Authored by dmgreen on Jun 7 2020, 4:25 AM.

Details

Summary

This extends PerformSplittingToWideningLoad to also handle FP_Ext, as well as sign and zero extends. It uses an integer extending load followed by a VCVTL on the bottom lanes to efficiently perform an fpext on a smaller than legal type.

The existing code had to be rewritten a little to not just split the node in two and let legalization handle it from there, but to actually split into legal chunks.

Diff Detail

Event Timeline

dmgreen created this revision.Jun 7 2020, 4:25 AM

You prefer to do more loads, as opposed to doing a single load and shuffling the result? Are loads really that cheap, or is the alternative just too terrible?

You prefer to do more loads, as opposed to doing a single load and shuffling the result? Are loads really that cheap, or is the alternative just too terrible?

Yeah. both actually. Loads are expected to be cheap (you can usually do a load with no stalls into a following mve instruction) and the alternative is to need to shuffle every lane into and out of registers.

MVE was designed with this "beats" system in mind, where 32bit chunks of the vector can architecturally overlap. Any instructions that cross beats are deemed to be expensive, and many you would expect just don't exist. So there is nothing that takes the bottom 4 lanes of a v8i16 and extends them into a v4i32. All the extends are done as values are loaded, or are done with t/b instructions like vmovlt/b.

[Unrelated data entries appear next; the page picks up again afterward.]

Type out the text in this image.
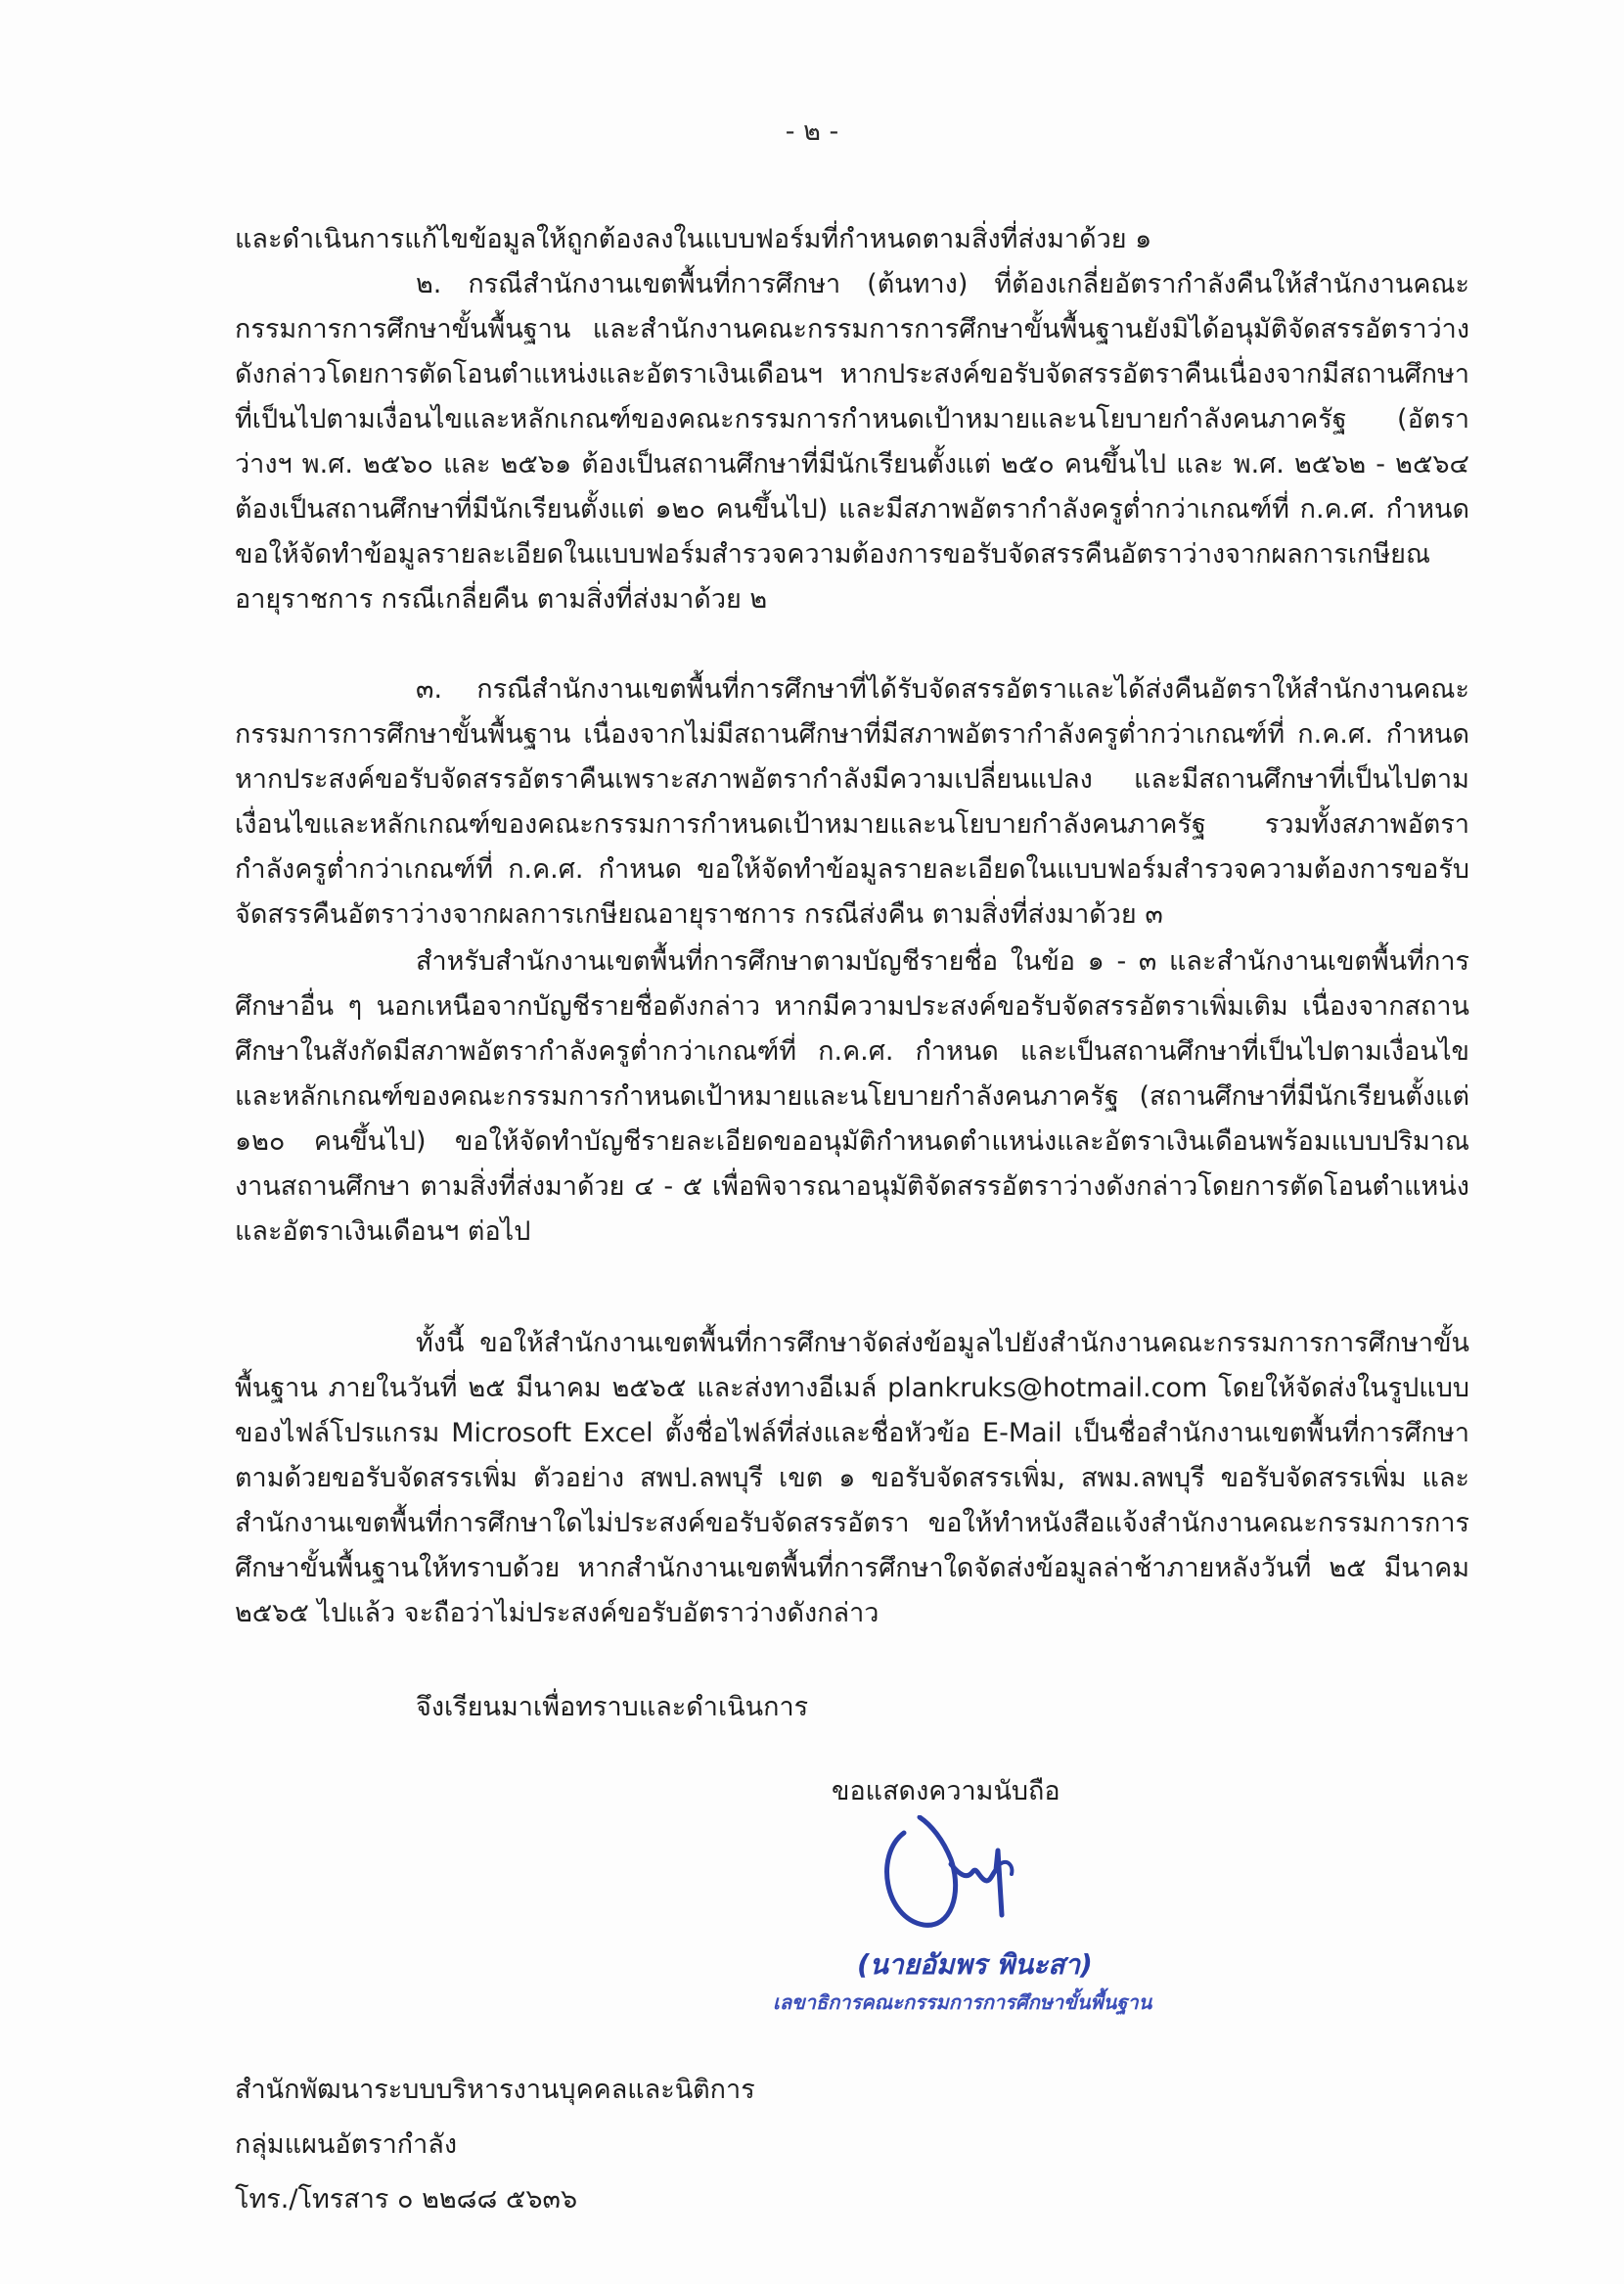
- ๒ -

และดำเนินการแก้ไขข้อมูลให้ถูกต้องลงในแบบฟอร์มที่กำหนดตามสิ่งที่ส่งมาด้วย ๑

๒. กรณีสำนักงานเขตพื้นที่การศึกษา (ต้นทาง) ที่ต้องเกลี่ยอัตรากำลังคืนให้สำนักงานคณะกรรมการการศึกษาขั้นพื้นฐาน และสำนักงานคณะกรรมการการศึกษาขั้นพื้นฐานยังมิได้อนุมัติจัดสรรอัตราว่างดังกล่าวโดยการตัดโอนตำแหน่งและอัตราเงินเดือนฯ หากประสงค์ขอรับจัดสรรอัตราคืนเนื่องจากมีสถานศึกษาที่เป็นไปตามเงื่อนไขและหลักเกณฑ์ของคณะกรรมการกำหนดเป้าหมายและนโยบายกำลังคนภาครัฐ (อัตราว่างฯ พ.ศ. ๒๕๖๐ และ ๒๕๖๑ ต้องเป็นสถานศึกษาที่มีนักเรียนตั้งแต่ ๒๕๐ คนขึ้นไป และ พ.ศ. ๒๕๖๒ - ๒๕๖๔ ต้องเป็นสถานศึกษาที่มีนักเรียนตั้งแต่ ๑๒๐ คนขึ้นไป) และมีสภาพอัตรากำลังครูต่ำกว่าเกณฑ์ที่ ก.ค.ศ. กำหนด ขอให้จัดทำข้อมูลรายละเอียดในแบบฟอร์มสำรวจความต้องการขอรับจัดสรรคืนอัตราว่างจากผลการเกษียณอายุราชการ กรณีเกลี่ยคืน ตามสิ่งที่ส่งมาด้วย ๒

๓. กรณีสำนักงานเขตพื้นที่การศึกษาที่ได้รับจัดสรรอัตราและได้ส่งคืนอัตราให้สำนักงานคณะกรรมการการศึกษาขั้นพื้นฐาน เนื่องจากไม่มีสถานศึกษาที่มีสภาพอัตรากำลังครูต่ำกว่าเกณฑ์ที่ ก.ค.ศ. กำหนด หากประสงค์ขอรับจัดสรรอัตราคืนเพราะสภาพอัตรากำลังมีความเปลี่ยนแปลง และมีสถานศึกษาที่เป็นไปตามเงื่อนไขและหลักเกณฑ์ของคณะกรรมการกำหนดเป้าหมายและนโยบายกำลังคนภาครัฐ รวมทั้งสภาพอัตรากำลังครูต่ำกว่าเกณฑ์ที่ ก.ค.ศ. กำหนด ขอให้จัดทำข้อมูลรายละเอียดในแบบฟอร์มสำรวจความต้องการขอรับจัดสรรคืนอัตราว่างจากผลการเกษียณอายุราชการ กรณีส่งคืน ตามสิ่งที่ส่งมาด้วย ๓

สำหรับสำนักงานเขตพื้นที่การศึกษาตามบัญชีรายชื่อ ในข้อ ๑ - ๓ และสำนักงานเขตพื้นที่การศึกษาอื่น ๆ นอกเหนือจากบัญชีรายชื่อดังกล่าว หากมีความประสงค์ขอรับจัดสรรอัตราเพิ่มเติม เนื่องจากสถานศึกษาในสังกัดมีสภาพอัตรากำลังครูต่ำกว่าเกณฑ์ที่ ก.ค.ศ. กำหนด และเป็นสถานศึกษาที่เป็นไปตามเงื่อนไขและหลักเกณฑ์ของคณะกรรมการกำหนดเป้าหมายและนโยบายกำลังคนภาครัฐ (สถานศึกษาที่มีนักเรียนตั้งแต่ ๑๒๐ คนขึ้นไป) ขอให้จัดทำบัญชีรายละเอียดขออนุมัติกำหนดตำแหน่งและอัตราเงินเดือนพร้อมแบบปริมาณงานสถานศึกษา ตามสิ่งที่ส่งมาด้วย ๔ - ๕ เพื่อพิจารณาอนุมัติจัดสรรอัตราว่างดังกล่าวโดยการตัดโอนตำแหน่งและอัตราเงินเดือนฯ ต่อไป

ทั้งนี้ ขอให้สำนักงานเขตพื้นที่การศึกษาจัดส่งข้อมูลไปยังสำนักงานคณะกรรมการการศึกษาขั้นพื้นฐาน ภายในวันที่ ๒๕ มีนาคม ๒๕๖๕ และส่งทางอีเมล์ plankruks@hotmail.com โดยให้จัดส่งในรูปแบบของไฟล์โปรแกรม Microsoft Excel ตั้งชื่อไฟล์ที่ส่งและชื่อหัวข้อ E-Mail เป็นชื่อสำนักงานเขตพื้นที่การศึกษา ตามด้วยขอรับจัดสรรเพิ่ม ตัวอย่าง สพป.ลพบุรี เขต ๑ ขอรับจัดสรรเพิ่ม, สพม.ลพบุรี ขอรับจัดสรรเพิ่ม และสำนักงานเขตพื้นที่การศึกษาใดไม่ประสงค์ขอรับจัดสรรอัตรา ขอให้ทำหนังสือแจ้งสำนักงานคณะกรรมการการศึกษาขั้นพื้นฐานให้ทราบด้วย หากสำนักงานเขตพื้นที่การศึกษาใดจัดส่งข้อมูลล่าช้าภายหลังวันที่ ๒๕ มีนาคม ๒๕๖๕ ไปแล้ว จะถือว่าไม่ประสงค์ขอรับอัตราว่างดังกล่าว

จึงเรียนมาเพื่อทราบและดำเนินการ
ขอแสดงความนับถือ
(นายอัมพร พินะสา)
เลขาธิการคณะกรรมการการศึกษาขั้นพื้นฐาน
สำนักพัฒนาระบบบริหารงานบุคคลและนิติการ
กลุ่มแผนอัตรากำลัง
โทร./โทรสาร ๐ ๒๒๘๘ ๕๖๓๖
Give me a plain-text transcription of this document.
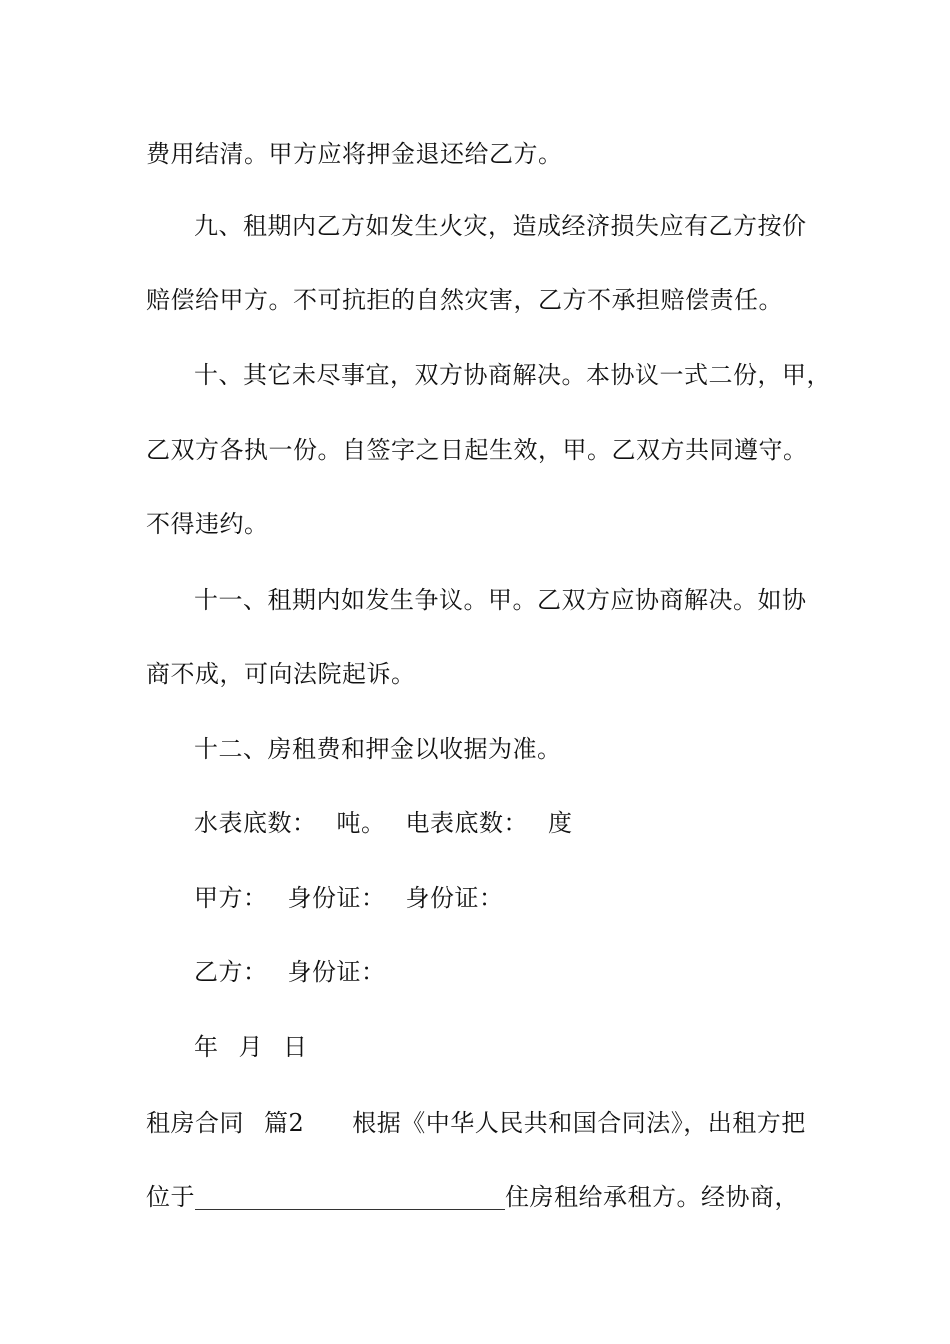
费用结清。甲方应将押金退还给乙方。
九、租期内乙方如发生火灾，造成经济损失应有乙方按价
赔偿给甲方。不可抗拒的自然灾害，乙方不承担赔偿责任。
十、其它未尽事宜，双方协商解决。本协议一式二份，甲，
乙双方各执一份。自签字之日起生效，甲。乙双方共同遵守。
不得违约。
十一、租期内如发生争议。甲。乙双方应协商解决。如协
商不成，可向法院起诉。
十二、房租费和押金以收据为准。
水表底数： 吨。 电表底数： 度
甲方： 身份证： 身份证：
乙方： 身份证：
年 月 日
租房合同 篇2 根据《中华人民共和国合同法》，出租方把
位于	住房租给承租方。经协商，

Just adding up instructions will get a rough indication of cost. In some places there will be more depending on the CPU, but the M in MVE stands for M-Profile (err, I think) so in many ways it's fairly simple.

efriedma accepted this revision.Jun 9 2020, 10:21 AM

LGTM with one minor comment.

llvm/lib/Target/ARM/ARMISelLowering.cpp
15159

Instead of looping like this, you can probably just return DAG.getNode(ISD::CONCAT_VECTORS, DL, ConcatVT, Loads);.

This revision is now accepted and ready to land.Jun 9 2020, 10:21 AM
This revision was automatically updated to reflect the committed changes.